Custom-designed to meet particular disabilities, these vehicles will both serve the disabled better and frankly be not that useful for others. As such, regimes that require adapting all vehicles to handle both types of customers may have the right spirit, but provide inferior service.
Another key benefit of robotaxi service for the disabled will be the low price. Reduced job prospects drive many with disabilities into poverty. Service that is naturally low in price will be enabling.
Equivalent service or Separate but Superior
Providing “equivalent” service is difficult with traditional taxis, particularly for smaller fleets. Robotaxis, which don’t mind waiting around because no human driver is waiting, make this easier to do. The service level of a robotaxi service is based on the density of currently unused vehicles in your area. Increase fleet size with the same demand, and service level goes up. As long as fleet size is not way overblown, so that vehicles still wear out by the mile rather than by the year, increasing fleet size is not nearly as expensive as it is for regular cars or human driven taxis.

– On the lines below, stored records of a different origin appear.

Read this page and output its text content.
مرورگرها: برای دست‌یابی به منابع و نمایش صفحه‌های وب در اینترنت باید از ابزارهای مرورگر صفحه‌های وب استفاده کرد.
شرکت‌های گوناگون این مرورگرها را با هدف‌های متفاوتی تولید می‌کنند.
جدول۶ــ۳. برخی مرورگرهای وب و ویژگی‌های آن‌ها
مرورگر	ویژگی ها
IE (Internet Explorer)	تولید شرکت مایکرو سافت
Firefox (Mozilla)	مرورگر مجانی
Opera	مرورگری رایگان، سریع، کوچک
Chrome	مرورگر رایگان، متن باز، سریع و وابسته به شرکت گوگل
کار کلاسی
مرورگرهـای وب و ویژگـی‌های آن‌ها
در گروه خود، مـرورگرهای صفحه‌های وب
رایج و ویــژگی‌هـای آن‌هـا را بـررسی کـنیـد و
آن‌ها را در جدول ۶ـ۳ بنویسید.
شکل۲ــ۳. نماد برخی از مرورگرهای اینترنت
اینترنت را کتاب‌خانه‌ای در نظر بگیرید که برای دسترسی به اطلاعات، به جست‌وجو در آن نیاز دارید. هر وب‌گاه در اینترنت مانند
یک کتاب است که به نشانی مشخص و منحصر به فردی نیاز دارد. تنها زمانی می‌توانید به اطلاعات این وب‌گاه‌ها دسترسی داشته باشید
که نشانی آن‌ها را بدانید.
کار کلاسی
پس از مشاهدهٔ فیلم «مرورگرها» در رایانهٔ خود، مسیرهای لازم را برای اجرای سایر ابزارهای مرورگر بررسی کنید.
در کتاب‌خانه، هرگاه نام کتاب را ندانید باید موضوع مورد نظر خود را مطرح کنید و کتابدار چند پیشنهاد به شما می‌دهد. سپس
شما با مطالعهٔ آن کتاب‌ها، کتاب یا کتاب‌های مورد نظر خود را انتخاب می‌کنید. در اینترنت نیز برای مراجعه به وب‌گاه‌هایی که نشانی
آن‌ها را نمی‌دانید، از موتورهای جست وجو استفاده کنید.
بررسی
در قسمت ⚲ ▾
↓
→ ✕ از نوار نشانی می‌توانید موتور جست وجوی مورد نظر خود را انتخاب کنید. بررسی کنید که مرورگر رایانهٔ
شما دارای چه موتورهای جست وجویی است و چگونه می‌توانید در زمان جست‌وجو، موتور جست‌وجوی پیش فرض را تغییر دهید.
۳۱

This means you can, fairly readily, offer equivalent or even superior service at a pretty reasonable cost. As long as disabled-designed vehicles are made in decent quantities to keep their costs low, the cost should be close to the cost of regular vehicles. In the public interest, regular vehicle customers might subsidize the slightly higher cost of these lower volume vehicles.
With increased fleets, service levels would generally be superior to the regular fleets, but not always. The law generally allows this, but the disabled community will need to understand a few unequal things that probably will happen:
Slightly more advanced notice of rides will often make it possible to provide service at lower cost. Regular vehicles will naturally be present on every block. Disabled vehicles might be present with less density during high use times, but the ability to reposition lets even slight advance notice do a lot.
For those in groups, it may not be easy to carry a person in a wheelchair along with several non-wheelchair passengers. This might mean the wheelchair passenger goes in their own vehicle (with videoconference link.) This is not as good, but is much more cost effective than requiring every van to have a wheelchair lift.
To increase service levels, it is likely competing companies would cooperate on serving the disabled, and pool fleets. Until the disabled become a profitable market rather than one done to meet goals of public good, companies will prefer to work together. As such if you call for an Uber, you might often get a Lyft or other small fleet car.
Low cost disabled transport may mean that accessible public transit and paratransit slowly fade. Public transit which has its own tracks will continue to be accessible as it offers a speed advantage which may not be met on the roads, but otherwise it may be much cheaper to offer private robotaxis than to make all transit accessible. This would mean a group of people might not be able to ride transit together if it’s not accessible.
Small electric vehicles may be allowed to enter buildings, dropping passengers right at elevator lobbies or other destinations.
The biggest trade-off will be the loss of social group experiences. There certainly will be buses and vans with lifts which allow groups of mixed-ability passengers to travel together, but it is unlikely these would be so common as to offer the same service level as ordinary vans. With advance notice of just 10 minutes, they could probably be available.